• Tidak ada hasil yang ditemukan

Subkloning scFv-1 (VH-L-VL) ke dalam Vektor Ekspresi

Fragmen gen scFv-1 yang terdapat di dalam plasmid pAF_scFv-1 diklon ke dalam vektor ekspresi pPICZαA. Fragmen scFv diperoleh melalui amplifikasi gen scFv-1 pada pAF_scFv-1 dengan teknik PCR menggunakan pasangan primer VH101-F-NdeXho dan VL101-R-NdeXho. Situs restriksi XhoI yang diperlukan untuk proses subkloning gen ke dalam pPICZαA ditambahkan pada kedua ujungnya.
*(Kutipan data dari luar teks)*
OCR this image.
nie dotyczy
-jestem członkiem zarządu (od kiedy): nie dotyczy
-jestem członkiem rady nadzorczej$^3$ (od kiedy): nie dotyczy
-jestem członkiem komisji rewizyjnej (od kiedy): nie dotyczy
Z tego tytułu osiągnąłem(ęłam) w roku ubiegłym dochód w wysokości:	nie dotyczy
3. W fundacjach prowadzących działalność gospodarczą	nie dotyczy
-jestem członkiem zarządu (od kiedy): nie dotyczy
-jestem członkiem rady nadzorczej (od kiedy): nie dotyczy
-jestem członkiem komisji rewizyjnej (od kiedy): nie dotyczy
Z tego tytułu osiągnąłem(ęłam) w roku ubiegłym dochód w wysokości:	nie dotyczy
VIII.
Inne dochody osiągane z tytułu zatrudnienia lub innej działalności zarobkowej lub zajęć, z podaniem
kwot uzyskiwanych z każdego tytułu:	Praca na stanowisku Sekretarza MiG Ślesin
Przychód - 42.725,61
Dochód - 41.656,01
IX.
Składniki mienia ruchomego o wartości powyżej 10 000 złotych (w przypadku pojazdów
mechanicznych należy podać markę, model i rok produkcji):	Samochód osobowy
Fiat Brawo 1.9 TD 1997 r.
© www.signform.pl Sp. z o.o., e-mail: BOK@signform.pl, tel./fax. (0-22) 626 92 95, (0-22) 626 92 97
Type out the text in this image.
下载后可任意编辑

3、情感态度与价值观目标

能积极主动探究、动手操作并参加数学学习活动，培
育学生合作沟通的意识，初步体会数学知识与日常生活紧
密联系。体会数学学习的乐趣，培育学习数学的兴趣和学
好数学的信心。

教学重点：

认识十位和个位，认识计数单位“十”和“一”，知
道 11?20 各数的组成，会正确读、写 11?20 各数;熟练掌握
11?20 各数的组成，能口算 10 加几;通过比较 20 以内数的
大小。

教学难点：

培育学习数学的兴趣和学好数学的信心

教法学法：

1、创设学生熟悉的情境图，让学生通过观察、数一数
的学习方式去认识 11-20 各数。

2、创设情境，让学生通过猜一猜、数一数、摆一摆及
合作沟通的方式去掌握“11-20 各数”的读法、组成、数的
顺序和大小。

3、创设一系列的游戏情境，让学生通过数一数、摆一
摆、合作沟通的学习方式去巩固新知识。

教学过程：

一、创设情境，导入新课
Hasil amplifikasi PCR dari gen scFv-1 dapat dilihat pada Gambar 6.

Gambar 6 Produk amplifikasi PCR plasmid pAF-scFv-1 dengan pasangan primer VH101-F-NdeXho dan VL101F-R-NdeXho.

Keterangan : M= Marka DNA berukuran 1 kb, Lajur 1 dan 2= produk PCR gen scFv

Produk PCR menunjukkan pita DNA dengan ukuran 759 pb (Gambar 6). Produk PCR dan vektor pPICZαA kemudian dipotong dengan menggunakan enzim restriksi XhoI untuk mempermudah proses kloning ke dalam vektor ekspresi pPICZαA. Hasil restriksi kemudian diperiksa dengan elektroforesis pada gel agarosa 1% (Gambar 7).

Gambar 7 Hasil potong vektor pPICZαA dan gen scFv hasil PCR dengan enzim

XhoI.

Keterangan : M= Marka DNA berukuran 1 kb, Lajur 1= Vektor pPICZαA (tidak dipotong), Lajur 2= Vektor pPICZαA dipotong dengan enzim XhoI, Lajur 3= gen scFv, Lajur 4= gen scFv dipotong dengan enzim restriksi XhoI.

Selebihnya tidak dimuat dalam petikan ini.